Publication year - 1971
Publication title -
the journal of physiology
Language(s) - English
Resource type - Journals
SCImago Journal Rank - 1.802
H-Index - 240
eISSN - 1469-7793
pISSN - 0022-3751
DOI - 10.1113/jphysiol.1971.sp009409
Subject(s) - curare , sartorius muscle , chemistry , motor nerve , neuromuscular junction , biophysics , electrophysiology , anatomy , neuroscience , biology
1. The effect of curare on the amount of transmitter released by a nerve stimulus was studied in frog and rat nerve—muscle preparations using electrophysiological techniques. 2. When the frog sartorius nerve—muscle preparation was exposed to low doses of curare, the amplitudes of spontaneous miniature end‐plate potentials and end‐plate currents (e.p.c.s, measured under ‘voltage clamp’ conditions) were reduced to the same extent, suggesting that the drug did not alter the number of transmitter quanta released by nerve stimulation. 3. With higher doses of curare in frog muscle treated with glycerol to abolish twitching, quantum content was estimated from the coefficient of variation (CV) of e.p.c.s.
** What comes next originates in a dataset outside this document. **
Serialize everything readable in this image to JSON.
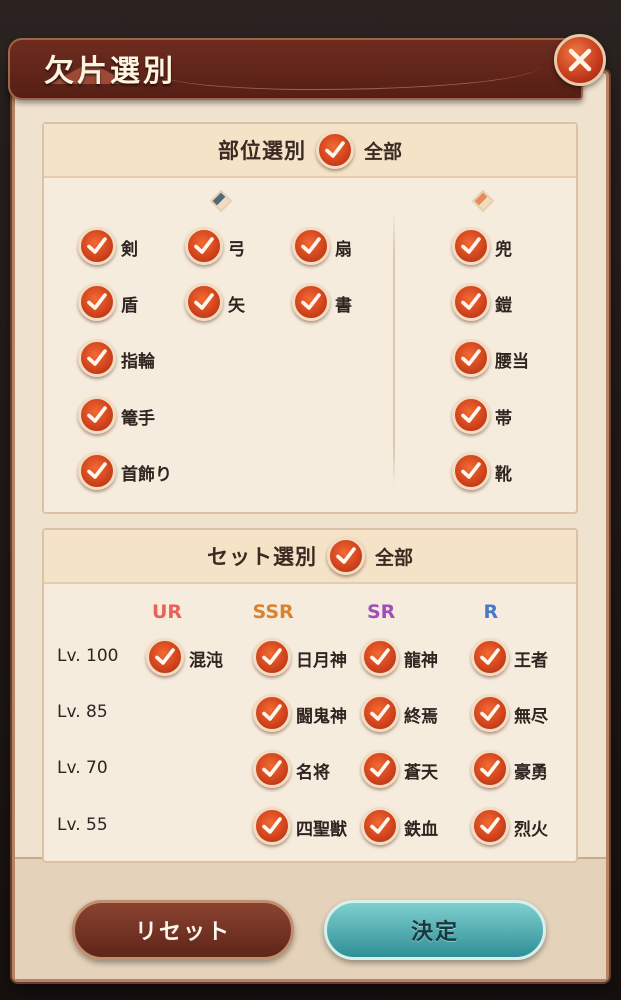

The measured CV increased slightly in curare; this increase probably resulted from a relatively greater contribution of random noise to the observed fluctuations when the e.p.c. was reduced by curare. 4. In the rat diaphragm, muscle fibres were cut to block twitching. This procedure produced, among other changes, a reduction in the muscle fibre space constant, so that junctional signals were distorted by the cable properties of the muscle fibre when, as often occurred, micro‐electrodes were more than 100–200 μ from the end‐plate focus. This produced errors in estimates of quantum content; when these errors were accounted for, it appeared that curare did not significantly alter quantum content. 5. It is concluded that if curare affects transmitter release at all, its effect must be much smaller than its well known post‐synaptic blocking action.